Sanda Ojiambo is second woman to be appointed UN Global Compact Executive Director
Sanda Ojiambo has been appointed as the next Executive Director of the United Nations Global Compact, the world’s largest corporate sustainability initiative.
A statement on the UN agency website said she is the second woman to be appointed in the role and will succeed Lise Kingo of Denmark.
“Ms. Ojiambo, who assumes the role on 17 June 2020, will bring 20 years of experience to lead the UN Global Compact in its next phase to mobilize a global movement of sustainable companies and stakeholders and bring the full weight of the private sector to achieve the Sustainable Development Goals (SDGs),” the statement reads.

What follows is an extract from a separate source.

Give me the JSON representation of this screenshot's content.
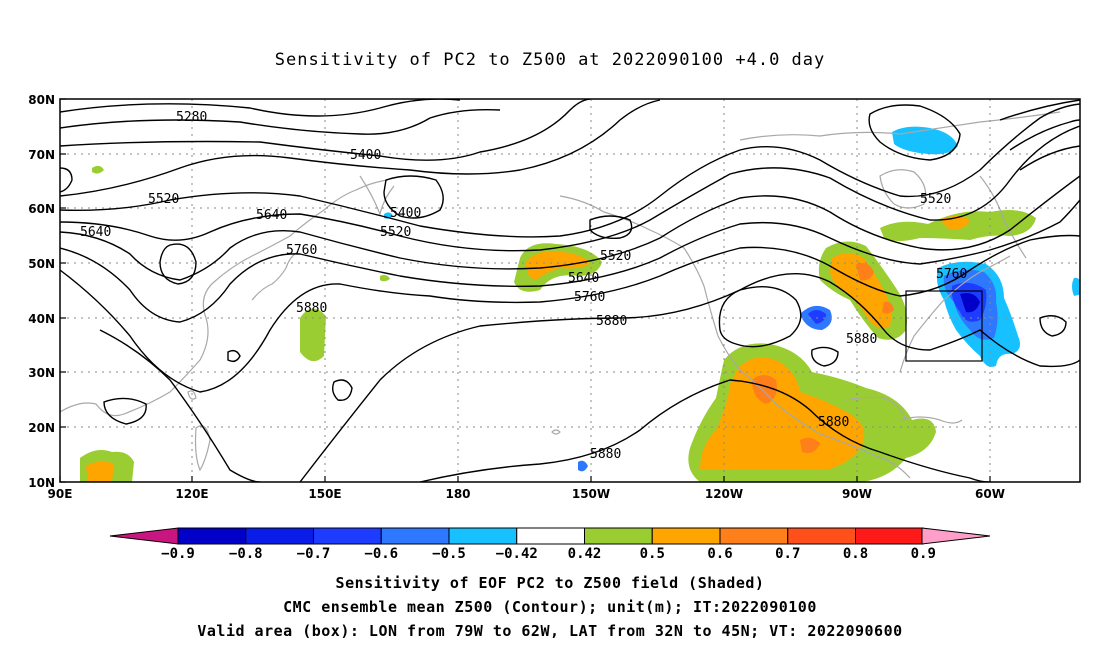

Ms. Ojiambo is currently the Head of Sustainable Business and Social Impact at Safaricom, a role she has served in since 2010.
She was also the Senior Manager of Safaricom and MPESA Foundations, Kenya from 2008 to 2010, during which she led the implementation of several public-private partnership initiatives between Safaricom and UN organizations.

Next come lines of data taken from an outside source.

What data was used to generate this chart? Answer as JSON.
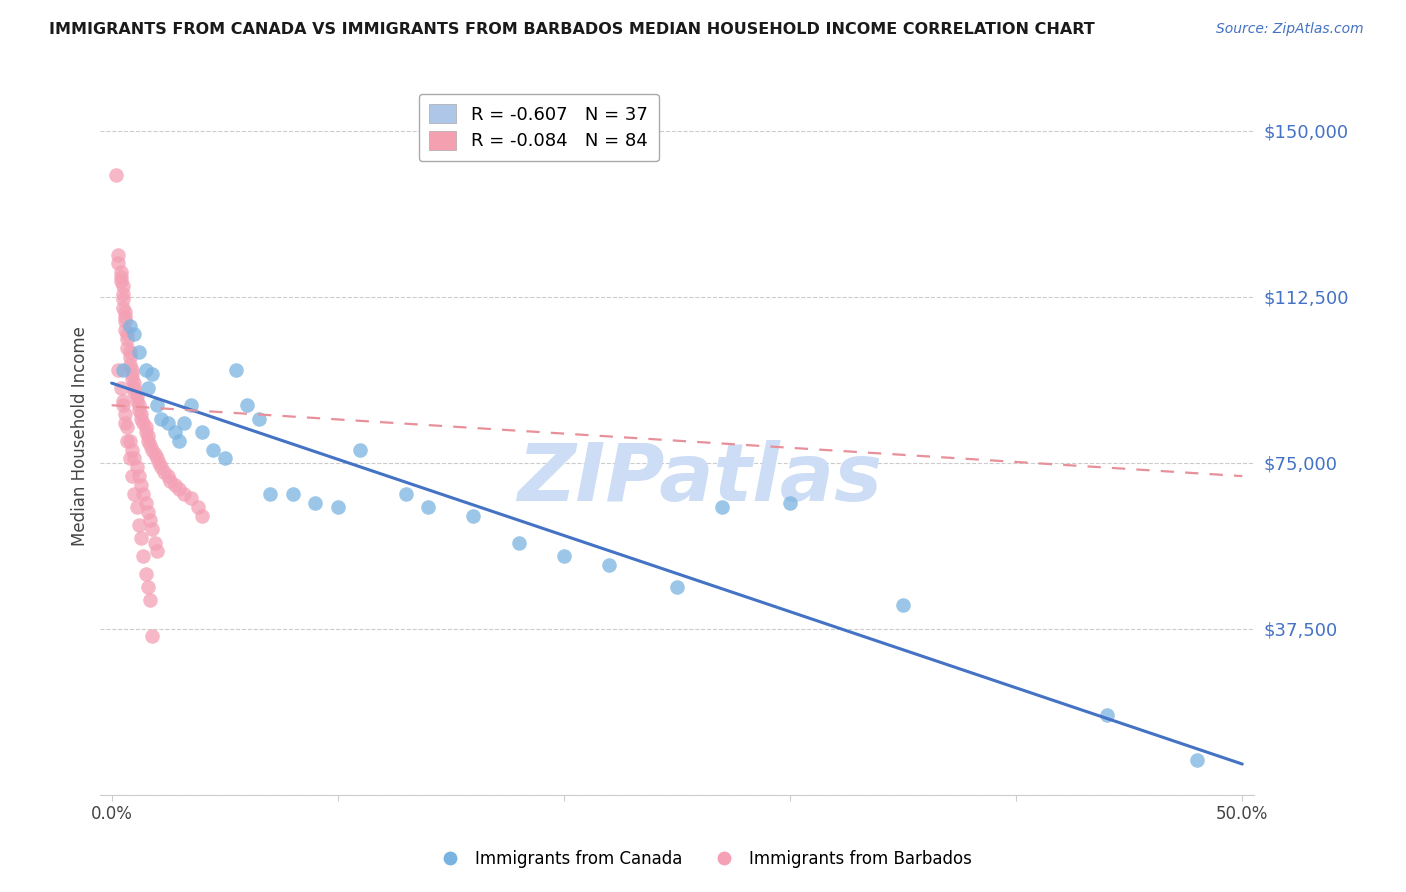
{
  "title": "IMMIGRANTS FROM CANADA VS IMMIGRANTS FROM BARBADOS MEDIAN HOUSEHOLD INCOME CORRELATION CHART",
  "source": "Source: ZipAtlas.com",
  "ylabel_label": "Median Household Income",
  "x_ticks": [
    0.0,
    0.1,
    0.2,
    0.3,
    0.4,
    0.5
  ],
  "x_tick_labels": [
    "0.0%",
    "",
    "",
    "",
    "",
    "50.0%"
  ],
  "y_ticks": [
    0,
    37500,
    75000,
    112500,
    150000
  ],
  "y_tick_labels": [
    "",
    "$37,500",
    "$75,000",
    "$112,500",
    "$150,000"
  ],
  "xlim": [
    -0.005,
    0.505
  ],
  "ylim": [
    0,
    162000
  ],
  "legend_entries": [
    {
      "label": "R = -0.607   N = 37",
      "color": "#aec6e8"
    },
    {
      "label": "R = -0.084   N = 84",
      "color": "#f4a0b0"
    }
  ],
  "canada_color": "#7ab3e0",
  "barbados_color": "#f4a0b5",
  "canada_line_color": "#4472c4",
  "barbados_line_color": "#e8909a",
  "watermark_text": "ZIPatlas",
  "watermark_color": "#ccddf5",
  "canada_scatter_x": [
    0.005,
    0.008,
    0.01,
    0.012,
    0.015,
    0.016,
    0.018,
    0.02,
    0.022,
    0.025,
    0.028,
    0.03,
    0.032,
    0.035,
    0.04,
    0.045,
    0.05,
    0.055,
    0.06,
    0.065,
    0.07,
    0.08,
    0.09,
    0.1,
    0.11,
    0.13,
    0.14,
    0.16,
    0.18,
    0.2,
    0.22,
    0.25,
    0.27,
    0.3,
    0.35,
    0.44,
    0.48
  ],
  "canada_scatter_y": [
    96000,
    106000,
    104000,
    100000,
    96000,
    92000,
    95000,
    88000,
    85000,
    84000,
    82000,
    80000,
    84000,
    88000,
    82000,
    78000,
    76000,
    96000,
    88000,
    85000,
    68000,
    68000,
    66000,
    65000,
    78000,
    68000,
    65000,
    63000,
    57000,
    54000,
    52000,
    47000,
    65000,
    66000,
    43000,
    18000,
    8000
  ],
  "barbados_scatter_x": [
    0.002,
    0.003,
    0.003,
    0.004,
    0.004,
    0.004,
    0.005,
    0.005,
    0.005,
    0.005,
    0.006,
    0.006,
    0.006,
    0.006,
    0.007,
    0.007,
    0.007,
    0.008,
    0.008,
    0.008,
    0.009,
    0.009,
    0.009,
    0.01,
    0.01,
    0.01,
    0.011,
    0.011,
    0.012,
    0.012,
    0.013,
    0.013,
    0.014,
    0.015,
    0.015,
    0.016,
    0.016,
    0.017,
    0.018,
    0.019,
    0.02,
    0.021,
    0.022,
    0.023,
    0.025,
    0.026,
    0.028,
    0.03,
    0.032,
    0.035,
    0.038,
    0.04,
    0.005,
    0.006,
    0.007,
    0.008,
    0.009,
    0.01,
    0.011,
    0.012,
    0.013,
    0.014,
    0.015,
    0.016,
    0.017,
    0.018,
    0.019,
    0.02,
    0.003,
    0.004,
    0.005,
    0.006,
    0.007,
    0.008,
    0.009,
    0.01,
    0.011,
    0.012,
    0.013,
    0.014,
    0.015,
    0.016,
    0.017,
    0.018
  ],
  "barbados_scatter_y": [
    140000,
    122000,
    120000,
    118000,
    117000,
    116000,
    115000,
    113000,
    112000,
    110000,
    109000,
    108000,
    107000,
    105000,
    104000,
    103000,
    101000,
    100000,
    99000,
    97000,
    96000,
    95000,
    94000,
    93000,
    92000,
    91000,
    90000,
    89000,
    88000,
    87000,
    86000,
    85000,
    84000,
    83000,
    82000,
    81000,
    80000,
    79000,
    78000,
    77000,
    76000,
    75000,
    74000,
    73000,
    72000,
    71000,
    70000,
    69000,
    68000,
    67000,
    65000,
    63000,
    89000,
    86000,
    83000,
    80000,
    78000,
    76000,
    74000,
    72000,
    70000,
    68000,
    66000,
    64000,
    62000,
    60000,
    57000,
    55000,
    96000,
    92000,
    88000,
    84000,
    80000,
    76000,
    72000,
    68000,
    65000,
    61000,
    58000,
    54000,
    50000,
    47000,
    44000,
    36000
  ],
  "canada_line_x": [
    0.0,
    0.5
  ],
  "canada_line_y": [
    93000,
    7000
  ],
  "barbados_line_x": [
    0.0,
    0.5
  ],
  "barbados_line_y": [
    88000,
    72000
  ]
}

Ms. Ojiambo holds a Master of Arts in Public Policy from the University of Minnesota, USA, and a Bachelor of Arts in Economics and International Development from McGill University, Canada.
Lise Kingo, who announced at the end of last year that she would be stepping down as Executive Director after five years in June, welcomed the Secretary-General’s appointment.
“I am happy to hand over the baton to such a strong woman leader from the Global South to take the UN Global Compact into its next chapter. I have immense confidence that Sanda’s global experience, deep integrity, and inspiring vision will advance the impact of the UN Global Compact and accelerate our efforts to mobilize a global movement of sustainable companies and stakeholders to create the world we want,” she said.
Launched in July 2000, the UN Global Compact is the Secretary-General’s strategic policy and advocacy initiative calling for the alignment of business operations and strategies with ten universal principles in the areas of human rights, labour, environment and anti-corruption, and motivates companies to integrate the Sustainable Development Goals (SDGs) into their core business strategy and operations.
With over 10,000 corporate and 3,000 non-business participants from over 160 countries engaged through 68 Local Networks, it is the largest corporate sustainability initiative in the world.